Uniqueness of data in a database column

In SQL (Structured Query Language), the term cardinality refers to the uniqueness of data values contained in a particular column (attribute) of a database table. The lower the cardinality, the more duplicated elements in a column. Thus, a column with the lowest possible cardinality would have the same value for every row. SQL databases use cardinality to help determine the optimal query plan for a given query.

==Values of cardinality==
When dealing with columnar value sets, there are three types of cardinality: high-cardinality, normal-cardinality, and low-cardinality.

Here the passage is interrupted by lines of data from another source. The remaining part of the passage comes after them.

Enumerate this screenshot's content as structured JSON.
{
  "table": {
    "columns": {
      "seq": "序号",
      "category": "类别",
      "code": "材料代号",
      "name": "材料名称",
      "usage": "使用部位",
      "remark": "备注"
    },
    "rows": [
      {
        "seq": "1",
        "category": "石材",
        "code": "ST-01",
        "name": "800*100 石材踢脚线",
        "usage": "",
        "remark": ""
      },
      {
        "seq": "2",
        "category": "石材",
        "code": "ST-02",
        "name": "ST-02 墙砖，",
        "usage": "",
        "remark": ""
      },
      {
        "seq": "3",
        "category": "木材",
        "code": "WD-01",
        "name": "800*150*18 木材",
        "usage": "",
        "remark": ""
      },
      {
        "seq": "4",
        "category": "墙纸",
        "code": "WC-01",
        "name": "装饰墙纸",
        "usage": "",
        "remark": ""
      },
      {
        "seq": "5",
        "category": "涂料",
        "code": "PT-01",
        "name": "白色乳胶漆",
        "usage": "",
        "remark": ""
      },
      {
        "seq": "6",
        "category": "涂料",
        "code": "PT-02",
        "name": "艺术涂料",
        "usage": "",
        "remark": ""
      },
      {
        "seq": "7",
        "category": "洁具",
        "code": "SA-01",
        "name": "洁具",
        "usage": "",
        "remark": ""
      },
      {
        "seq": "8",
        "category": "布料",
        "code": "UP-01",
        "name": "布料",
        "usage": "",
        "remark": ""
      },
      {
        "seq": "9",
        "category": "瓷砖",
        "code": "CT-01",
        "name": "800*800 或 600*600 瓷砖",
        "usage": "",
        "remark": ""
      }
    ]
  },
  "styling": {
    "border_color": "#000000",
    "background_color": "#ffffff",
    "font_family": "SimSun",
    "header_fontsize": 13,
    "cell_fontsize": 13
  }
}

High-cardinality refers to columns with values that are very uncommon or unique. High-cardinality column values are typically identification numbers, email addresses, or user names. An example of a data table column with high-cardinality would be a USERS table with a column named USER_ID. This column would contain unique values of 1-n. Each time a new user is created in the USERS table, a new number would be created in the USER_ID column to identify them uniquely. Since the values held in the USER_ID column are unique, this column's cardinality type would be referred to as high-cardinality.

Normal-cardinality refers to columns with values that are somewhat uncommon. Normal-cardinality column values are typically names, street addresses, or vehicle types. An example of a data table column with normal-cardinality would be a CUSTOMER table with a column named LAST_NAME, containing the last names of customers. While some people have common last names, such as Smith, others have uncommon last names. Therefore, an examination of all of the values held in the LAST_NAME column would show "clumps" of names in some places (e.g. a lot of Smiths) surrounded on both sides by a long series of unique values. Since there is a variety of possible values held in this column, its cardinality type would be referred to as normal-cardinality.

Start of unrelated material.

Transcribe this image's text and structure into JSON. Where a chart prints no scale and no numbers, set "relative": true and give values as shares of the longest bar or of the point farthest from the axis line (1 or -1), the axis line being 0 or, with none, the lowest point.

Low-cardinality refers to columns with few unique values. Low-cardinality column values are typically status flags, Boolean values, or major classifications such as gender. An example of a data table column with low-cardinality would be a CUSTOMER table with a column named NEW_CUSTOMER. This column would contain only two distinct values: Y or N, denoting whether the customer was new or not. Since there are only two possible values held in this column, its cardinality type would be referred to as low-cardinality.